May 6, 2010

Chemicals Cause Gender Confusion?

Danes and Finns’ long standing rivalry has a new iteration. Danish males have smaller genitalia lower sperm counts, higher rates of cancer. The scientific communities in these countries have been studying these rates, and not just for national pride. The man parts they study are indicative of broader hormonal imbalances and widespread issues with reproduction/fertility and cancer.

What’s causing the imbalance? Chemicals:
Industrial chemicals like polychlorinated biphenols (banned since the 1970s but doggedly persistent in land, water, and food), flame retardants, dioxins, and pesticides like DDT. "It turns out the chemical burden is not the same" for Danish and Finnish baby boys, says researcher Main, who was surprised by the finding. "It's higher here. The higher your burden, as measured in breast milk, the higher the risk of undescended testes."
The United States has higher chemical burdens than even Denmark. A recent study has linked maternal phthalate exposure (in hairspray) to sons with penile deformities. Another study connected abnormal sperm to blood levels of chemicals used to make nonstick coatings. The theory that chemicals disrupt hormones early in the womb is gaining ground.

Do these chemical alterations of hormone levels only affect physical characteristics? Of course not. Boys exposed to higher uterine levels of phthalates are less likely to play with toy guns than those exposed to lower levels. Phthalates are found in soft plastics (shower curtains, baby toys), plastic packaging, lotions, fragrances, cosmetics, deodorants, and pharmaceutical coatings.

I ran across another version of this idea while doing research on Silent Spring. Janisse Ray, in the chapter “Changing Sex” of the book Courage for the Earth, first describes a study in 1994 that discovered that after pesticides and chemicals were dumped in a lake, alligator testosterone levels dropped to the point that males and females were almost indistinguishable, showing relatively equal amounts of testosterone. Female alligators showed double the normal amounts of estrogen. Unsurprisingly, populations of young alligators declined by 90%. Males also had less-developed phalli and testes; chemicals were “disrupting animals’ reception of their own hormones” (pg. 112).

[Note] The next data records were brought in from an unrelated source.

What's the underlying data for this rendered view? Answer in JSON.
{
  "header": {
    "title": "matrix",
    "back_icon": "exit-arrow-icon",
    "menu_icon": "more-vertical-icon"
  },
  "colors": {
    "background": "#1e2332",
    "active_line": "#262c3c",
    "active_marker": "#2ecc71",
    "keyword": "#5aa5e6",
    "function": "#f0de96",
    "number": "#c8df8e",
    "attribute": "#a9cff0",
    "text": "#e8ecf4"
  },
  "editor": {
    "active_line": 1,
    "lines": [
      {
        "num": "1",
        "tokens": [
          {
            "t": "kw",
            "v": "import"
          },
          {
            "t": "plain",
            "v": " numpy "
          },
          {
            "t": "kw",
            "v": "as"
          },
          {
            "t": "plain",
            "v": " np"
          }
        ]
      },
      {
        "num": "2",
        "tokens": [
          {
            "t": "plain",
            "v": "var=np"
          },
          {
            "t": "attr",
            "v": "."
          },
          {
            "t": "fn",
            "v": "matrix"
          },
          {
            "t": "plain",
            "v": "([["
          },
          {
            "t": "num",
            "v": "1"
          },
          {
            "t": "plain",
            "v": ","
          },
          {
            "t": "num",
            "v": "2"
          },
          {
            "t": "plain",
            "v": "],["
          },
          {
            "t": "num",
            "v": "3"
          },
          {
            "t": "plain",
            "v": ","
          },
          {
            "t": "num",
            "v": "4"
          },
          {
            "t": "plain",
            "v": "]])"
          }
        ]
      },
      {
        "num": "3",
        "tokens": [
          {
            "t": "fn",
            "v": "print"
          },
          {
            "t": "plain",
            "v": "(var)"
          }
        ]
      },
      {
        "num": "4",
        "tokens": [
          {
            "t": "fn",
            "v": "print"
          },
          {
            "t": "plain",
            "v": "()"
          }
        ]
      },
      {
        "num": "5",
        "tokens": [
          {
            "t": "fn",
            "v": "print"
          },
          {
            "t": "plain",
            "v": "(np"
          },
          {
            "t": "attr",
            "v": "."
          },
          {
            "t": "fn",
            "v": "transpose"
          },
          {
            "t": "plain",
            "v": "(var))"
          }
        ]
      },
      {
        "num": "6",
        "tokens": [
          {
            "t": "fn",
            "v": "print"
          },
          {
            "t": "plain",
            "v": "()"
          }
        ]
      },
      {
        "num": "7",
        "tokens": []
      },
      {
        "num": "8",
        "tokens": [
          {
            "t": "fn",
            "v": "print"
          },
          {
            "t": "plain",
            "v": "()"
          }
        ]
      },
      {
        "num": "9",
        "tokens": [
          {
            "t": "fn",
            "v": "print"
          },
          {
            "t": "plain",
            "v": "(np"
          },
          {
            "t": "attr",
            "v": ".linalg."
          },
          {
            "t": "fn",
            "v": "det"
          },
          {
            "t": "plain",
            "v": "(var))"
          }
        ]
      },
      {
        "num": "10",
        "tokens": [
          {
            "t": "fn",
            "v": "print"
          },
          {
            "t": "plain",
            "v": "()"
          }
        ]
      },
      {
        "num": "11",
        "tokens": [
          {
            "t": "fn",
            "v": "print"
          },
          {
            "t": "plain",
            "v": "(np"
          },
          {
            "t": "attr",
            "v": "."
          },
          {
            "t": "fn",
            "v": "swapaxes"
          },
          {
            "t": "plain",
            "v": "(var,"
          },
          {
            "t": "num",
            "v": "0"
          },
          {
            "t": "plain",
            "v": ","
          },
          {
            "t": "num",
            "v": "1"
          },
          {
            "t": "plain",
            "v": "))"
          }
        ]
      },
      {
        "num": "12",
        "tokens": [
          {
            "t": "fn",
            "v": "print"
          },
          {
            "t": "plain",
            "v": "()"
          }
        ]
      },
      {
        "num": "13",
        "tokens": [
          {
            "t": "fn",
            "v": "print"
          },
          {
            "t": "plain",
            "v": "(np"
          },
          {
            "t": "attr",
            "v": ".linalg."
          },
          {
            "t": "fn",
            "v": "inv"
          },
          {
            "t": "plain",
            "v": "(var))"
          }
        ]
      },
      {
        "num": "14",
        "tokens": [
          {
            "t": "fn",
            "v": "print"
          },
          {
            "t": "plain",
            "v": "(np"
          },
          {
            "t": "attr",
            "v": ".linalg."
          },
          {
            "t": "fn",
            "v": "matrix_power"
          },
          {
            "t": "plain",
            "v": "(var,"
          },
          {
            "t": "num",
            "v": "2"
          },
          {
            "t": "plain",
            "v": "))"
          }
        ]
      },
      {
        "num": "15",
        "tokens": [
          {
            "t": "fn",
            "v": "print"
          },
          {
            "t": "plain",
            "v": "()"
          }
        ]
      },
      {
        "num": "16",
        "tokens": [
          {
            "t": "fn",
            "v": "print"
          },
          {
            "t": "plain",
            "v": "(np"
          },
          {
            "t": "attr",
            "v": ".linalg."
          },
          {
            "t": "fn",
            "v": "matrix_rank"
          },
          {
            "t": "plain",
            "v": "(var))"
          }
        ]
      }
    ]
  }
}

Ray goes on to enumerate many studies on fish where males are found to have immature eggs in their testes, fish that become “intersex.” Whales, black bears, seagulls, and snails are also seeing physical confusion of gender. More than 100,000 chemicals that may be capable of such endocrine disruption, according to a 2003 report by the Scientific Committee on Problems of the Environment and the International Union of Pure and Applied Chemistry, are currently on the market. These chemicals can be found throughout our food chain, in mothers’ milk.

Research has directly linked phthalate levels in mothers to adverse affects on human male reproductive development – lower testosterone development, incomplete genital development. That’s not to even mention the studies that show problems with a number of chemicals and mice’s reproductive development.

Finally, the most interesting part of the article: Ray talks about a friend of hers who is transgender, from female to male, now married to a scientist who works on environmental toxins and endocrine disruption. They theorize that environmental toxins could explain the modern rise of transgender people. This had occurred to me before, but I had always thought that chemicals were perhaps making boys more like girls, so they wanted to be girls, and vice-versa; Ray and her friend take the opposite tact. What if her friend, “C.B.,” had been a boy at birth, but environmental toxins had adjusted his testosterone and estrogen levels so that he physically developed as a girl?

If you want more information, just google “anogenital index” for a bunch of articles about chemicals affecting hormonal development.